1969'larda kurulan Sulukule Derneği ile 1. Uluslararası Çigan Festivalini yapan ve Turizm Bakanlığı'nın burayı olduğu gibi koruyalım dediği Sulukule... Dünyadaki ilk Roman Yerleşimi oluşu ile uluslararası bir öneme sahip Sulukule...

Artık bir yıkımın, yok oluşun eşiğinde, hem de bir Kentsel Yenileme Projesi adı altında

13.12.2006 tarihinde 'acele kamulaştırma kararı' ile yok oluyor.

Sulukuleliler, bu karara karşı Danıştay'a gönderilmek üzere İstanbul İdare Mahkemesi'ne, Mimarlar Odası İstanbul Büyükkent Şubesi avukatı ile yürütmenin durdurulması talebiyle dava açtı.

Bu süreç devam ederken henüz onaylı bir yenileme projesi de ortada yokken, Fatih Belediyesi bazı evlerin yıkımına başladı bile... Hatta bu evlerden biri de mülkiyeti ve tapusu belediyede olmayan bir ev sahibine ait.
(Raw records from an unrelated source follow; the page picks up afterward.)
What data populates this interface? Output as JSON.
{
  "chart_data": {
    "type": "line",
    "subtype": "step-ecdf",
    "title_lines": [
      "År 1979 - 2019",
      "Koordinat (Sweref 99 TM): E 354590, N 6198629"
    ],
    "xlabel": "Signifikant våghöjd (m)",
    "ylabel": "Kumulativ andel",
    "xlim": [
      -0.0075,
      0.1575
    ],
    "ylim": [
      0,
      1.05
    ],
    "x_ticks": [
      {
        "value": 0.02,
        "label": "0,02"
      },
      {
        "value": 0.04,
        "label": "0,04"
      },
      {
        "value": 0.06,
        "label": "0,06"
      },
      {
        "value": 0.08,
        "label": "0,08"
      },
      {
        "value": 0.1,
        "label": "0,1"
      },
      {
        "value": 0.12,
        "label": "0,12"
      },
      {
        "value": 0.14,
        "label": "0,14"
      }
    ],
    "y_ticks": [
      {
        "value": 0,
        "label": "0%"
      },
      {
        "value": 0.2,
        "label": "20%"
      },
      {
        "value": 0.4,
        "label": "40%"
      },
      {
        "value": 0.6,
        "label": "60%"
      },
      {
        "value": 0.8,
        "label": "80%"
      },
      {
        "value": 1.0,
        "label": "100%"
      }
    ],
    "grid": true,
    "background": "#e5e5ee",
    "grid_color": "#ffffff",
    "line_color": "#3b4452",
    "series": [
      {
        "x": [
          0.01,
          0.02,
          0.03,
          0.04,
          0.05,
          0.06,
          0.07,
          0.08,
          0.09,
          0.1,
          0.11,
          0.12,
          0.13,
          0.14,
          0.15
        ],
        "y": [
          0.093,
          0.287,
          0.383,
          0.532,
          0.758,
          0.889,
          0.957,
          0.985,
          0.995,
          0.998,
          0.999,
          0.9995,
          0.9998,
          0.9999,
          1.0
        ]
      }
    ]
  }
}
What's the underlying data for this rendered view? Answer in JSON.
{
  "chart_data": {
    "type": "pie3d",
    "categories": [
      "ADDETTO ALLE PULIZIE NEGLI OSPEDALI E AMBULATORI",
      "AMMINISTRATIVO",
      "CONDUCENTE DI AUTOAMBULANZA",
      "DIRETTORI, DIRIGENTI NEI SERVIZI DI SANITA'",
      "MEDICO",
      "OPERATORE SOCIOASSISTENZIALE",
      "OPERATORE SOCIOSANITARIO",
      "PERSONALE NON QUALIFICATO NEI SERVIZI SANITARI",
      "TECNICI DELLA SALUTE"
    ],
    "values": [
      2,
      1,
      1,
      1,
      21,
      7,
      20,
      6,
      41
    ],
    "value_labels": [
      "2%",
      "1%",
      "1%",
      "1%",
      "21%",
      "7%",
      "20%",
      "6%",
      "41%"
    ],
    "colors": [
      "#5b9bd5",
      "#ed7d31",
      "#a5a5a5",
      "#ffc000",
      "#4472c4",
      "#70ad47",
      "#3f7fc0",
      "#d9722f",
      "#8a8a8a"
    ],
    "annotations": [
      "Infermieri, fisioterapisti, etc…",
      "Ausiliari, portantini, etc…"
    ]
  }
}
Kendisine haber verilmeden içindeki eşyalarıyla birlikte yıkıldı.

Ve ardından yanlışlıkla olduğu açıklandı.

Bu nedenle, Sulukulelerin katılımını öngören, fikirlerini, ihtiyaçlarını dikkate alan katılımcı bir kentsel planlama yaklaşımı için, İstanbul'u İstanbul yapan değerlerin, özgün ve farklı sosyo-kültürel yapıların sürdürülmesi ve geliştirilmesi için... sivil toplum kuruluşları, sanatçılar, müzisyenler, mimarlar, sosyologlar, şehir plancıları, akademisyenler, gönüllüler artık İstanbul'da bir şeylerin değişmesi için harekete geçtik.

24 Martta açılışı yapılacak '40 Gün 40 Gece Sulukele' etkinliklerine ve dayanışmasına herkesi bekliyoruz.
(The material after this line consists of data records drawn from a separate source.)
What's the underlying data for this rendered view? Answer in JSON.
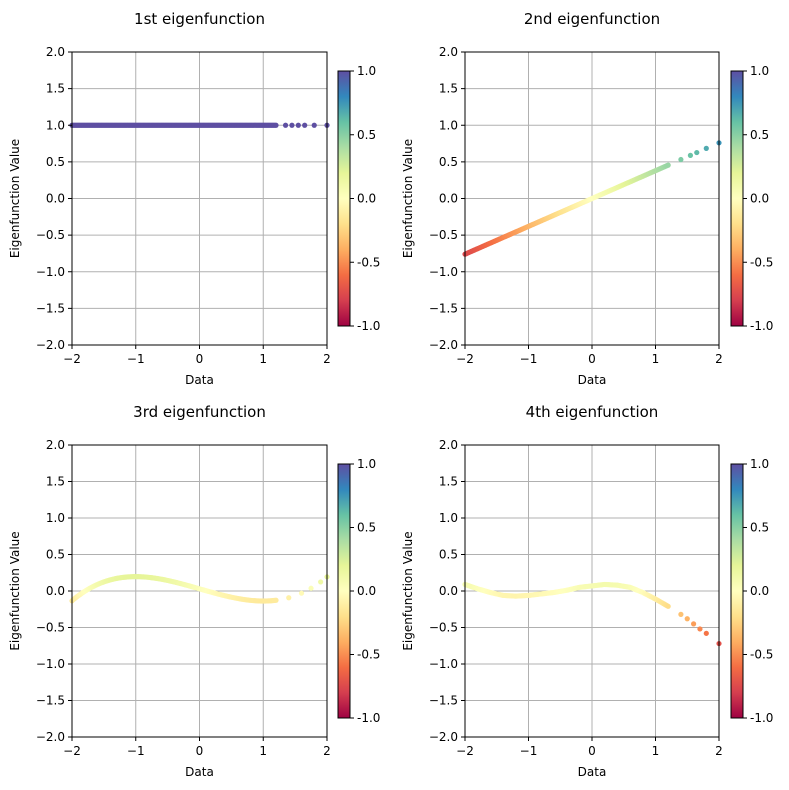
{
  "chart_data": [
    {
      "type": "scatter",
      "title": "1st eigenfunction",
      "xlabel": "Data",
      "ylabel": "Eigenfunction Value",
      "xlim": [
        -2,
        2
      ],
      "ylim": [
        -2,
        2
      ],
      "xticks": [
        -2,
        -1,
        0,
        1,
        2
      ],
      "xtick_labels": [
        "−2",
        "−1",
        "0",
        "1",
        "2"
      ],
      "yticks": [
        2.0,
        1.5,
        1.0,
        0.5,
        0.0,
        -0.5,
        -1.0,
        -1.5,
        -2.0
      ],
      "ytick_labels": [
        "2.0",
        "1.5",
        "1.0",
        "0.5",
        "0.0",
        "−0.5",
        "−1.0",
        "−1.5",
        "−2.0"
      ],
      "grid": true,
      "curve": {
        "kind": "constant",
        "value": 1.0
      },
      "x_sample": [
        -2.0,
        -1.8,
        -1.6,
        -1.4,
        -1.2,
        -1.0,
        -0.8,
        -0.6,
        -0.4,
        -0.2,
        0.0,
        0.2,
        0.4,
        0.6,
        0.8,
        1.0,
        1.2,
        1.35,
        1.45,
        1.55,
        1.65,
        1.8,
        2.0
      ],
      "colorbar": {
        "cmap": "Spectral",
        "vmin": -1.0,
        "vmax": 1.0,
        "ticks": [
          "1.0",
          "0.5",
          "0.0",
          "-0.5",
          "-1.0"
        ]
      }
    },
    {
      "type": "scatter",
      "title": "2nd eigenfunction",
      "xlabel": "Data",
      "ylabel": "Eigenfunction Value",
      "xlim": [
        -2,
        2
      ],
      "ylim": [
        -2,
        2
      ],
      "xticks": [
        -2,
        -1,
        0,
        1,
        2
      ],
      "xtick_labels": [
        "−2",
        "−1",
        "0",
        "1",
        "2"
      ],
      "yticks": [
        2.0,
        1.5,
        1.0,
        0.5,
        0.0,
        -0.5,
        -1.0,
        -1.5,
        -2.0
      ],
      "ytick_labels": [
        "2.0",
        "1.5",
        "1.0",
        "0.5",
        "0.0",
        "−0.5",
        "−1.0",
        "−1.5",
        "−2.0"
      ],
      "grid": true,
      "curve": {
        "kind": "linear",
        "slope": 0.38,
        "intercept": 0.0
      },
      "x_sample": [
        -2.0,
        -1.8,
        -1.6,
        -1.4,
        -1.2,
        -1.0,
        -0.8,
        -0.6,
        -0.4,
        -0.2,
        0.0,
        0.2,
        0.4,
        0.6,
        0.8,
        1.0,
        1.2,
        1.4,
        1.55,
        1.65,
        1.8,
        2.0
      ],
      "colorbar": {
        "cmap": "Spectral",
        "vmin": -1.0,
        "vmax": 1.0,
        "ticks": [
          "1.0",
          "0.5",
          "0.0",
          "-0.5",
          "-1.0"
        ]
      }
    },
    {
      "type": "scatter",
      "title": "3rd eigenfunction",
      "xlabel": "Data",
      "ylabel": "Eigenfunction Value",
      "xlim": [
        -2,
        2
      ],
      "ylim": [
        -2,
        2
      ],
      "xticks": [
        -2,
        -1,
        0,
        1,
        2
      ],
      "xtick_labels": [
        "−2",
        "−1",
        "0",
        "1",
        "2"
      ],
      "yticks": [
        2.0,
        1.5,
        1.0,
        0.5,
        0.0,
        -0.5,
        -1.0,
        -1.5,
        -2.0
      ],
      "ytick_labels": [
        "2.0",
        "1.5",
        "1.0",
        "0.5",
        "0.0",
        "−0.5",
        "−1.0",
        "−1.5",
        "−2.0"
      ],
      "grid": true,
      "curve": {
        "kind": "cubic",
        "a": 0.083,
        "b": 0.0,
        "c": -0.25,
        "d": 0.03
      },
      "x_sample": [
        -2.0,
        -1.8,
        -1.6,
        -1.4,
        -1.2,
        -1.0,
        -0.8,
        -0.6,
        -0.4,
        -0.2,
        0.0,
        0.2,
        0.4,
        0.6,
        0.8,
        1.0,
        1.2,
        1.4,
        1.6,
        1.75,
        1.9,
        2.0
      ],
      "colorbar": {
        "cmap": "Spectral",
        "vmin": -1.0,
        "vmax": 1.0,
        "ticks": [
          "1.0",
          "0.5",
          "0.0",
          "-0.5",
          "-1.0"
        ]
      }
    },
    {
      "type": "scatter",
      "title": "4th eigenfunction",
      "xlabel": "Data",
      "ylabel": "Eigenfunction Value",
      "xlim": [
        -2,
        2
      ],
      "ylim": [
        -2,
        2
      ],
      "xticks": [
        -2,
        -1,
        0,
        1,
        2
      ],
      "xtick_labels": [
        "−2",
        "−1",
        "0",
        "1",
        "2"
      ],
      "yticks": [
        2.0,
        1.5,
        1.0,
        0.5,
        0.0,
        -0.5,
        -1.0,
        -1.5,
        -2.0
      ],
      "ytick_labels": [
        "2.0",
        "1.5",
        "1.0",
        "0.5",
        "0.0",
        "−0.5",
        "−1.0",
        "−1.5",
        "−2.0"
      ],
      "grid": true,
      "curve": {
        "kind": "points"
      },
      "x_sample": [
        -2.0,
        -1.8,
        -1.6,
        -1.4,
        -1.2,
        -1.0,
        -0.8,
        -0.6,
        -0.4,
        -0.2,
        0.0,
        0.2,
        0.4,
        0.6,
        0.8,
        1.0,
        1.2,
        1.4,
        1.5,
        1.6,
        1.7,
        1.8,
        2.0
      ],
      "y_sample": [
        0.09,
        0.03,
        -0.02,
        -0.06,
        -0.07,
        -0.06,
        -0.04,
        -0.02,
        0.01,
        0.05,
        0.07,
        0.09,
        0.08,
        0.05,
        -0.02,
        -0.11,
        -0.21,
        -0.32,
        -0.38,
        -0.45,
        -0.52,
        -0.58,
        -0.72
      ],
      "colorbar": {
        "cmap": "Spectral",
        "vmin": -1.0,
        "vmax": 1.0,
        "ticks": [
          "1.0",
          "0.5",
          "0.0",
          "-0.5",
          "-1.0"
        ]
      }
    }
  ],
  "colormap": {
    "name": "Spectral",
    "stops": [
      "#9e0142",
      "#d53e4f",
      "#f46d43",
      "#fdae61",
      "#fee08b",
      "#ffffbf",
      "#e6f598",
      "#abdda4",
      "#66c2a5",
      "#3288bd",
      "#5e4fa2"
    ]
  }
}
aslikiyak@celikdizayn.com/hacerfoggo@gmail.com/fundaoral@ttnet.net.tr

Okmeydanı'nda tedirginlik

BİZLER Okmeydanı Çevre Koruma ve Güzelleştirme Derneği olarak sizinle, üzerinizde hassasiyetle durduğunuz sbir konuda bir bilgi paylaşmak istiyor ve kamuoyunu aydınlatmak istiyoruz.

Bildiğiniz gibi önümüzdeki günlerde seçim planları ve hesapları yapılıyor, bölgemizde seçim öncesi göstermelik olarak da halka -500-civarında tapu vermeyi planlayan belediye, halkı yanıltan 50 bin bildiri dağıttı.

Bu bilgilerle belediye sanki herkesin tapu alacağını düşündürmekte.

Bugün derneğimizin "Tapu ve Feragatname' toplantısı düzenledik; konuşmacılar Erbay Yücak (Hukukçu), Özgür Temiz (Şehir planlamacısı), Murat Cemal Yalçıntan (Mimar Sinan Üniversitesi öğretim üyesi).

Yer, Kulaksız Top Sahası karşısında Nazar Düğün Salonu, saat 15.00.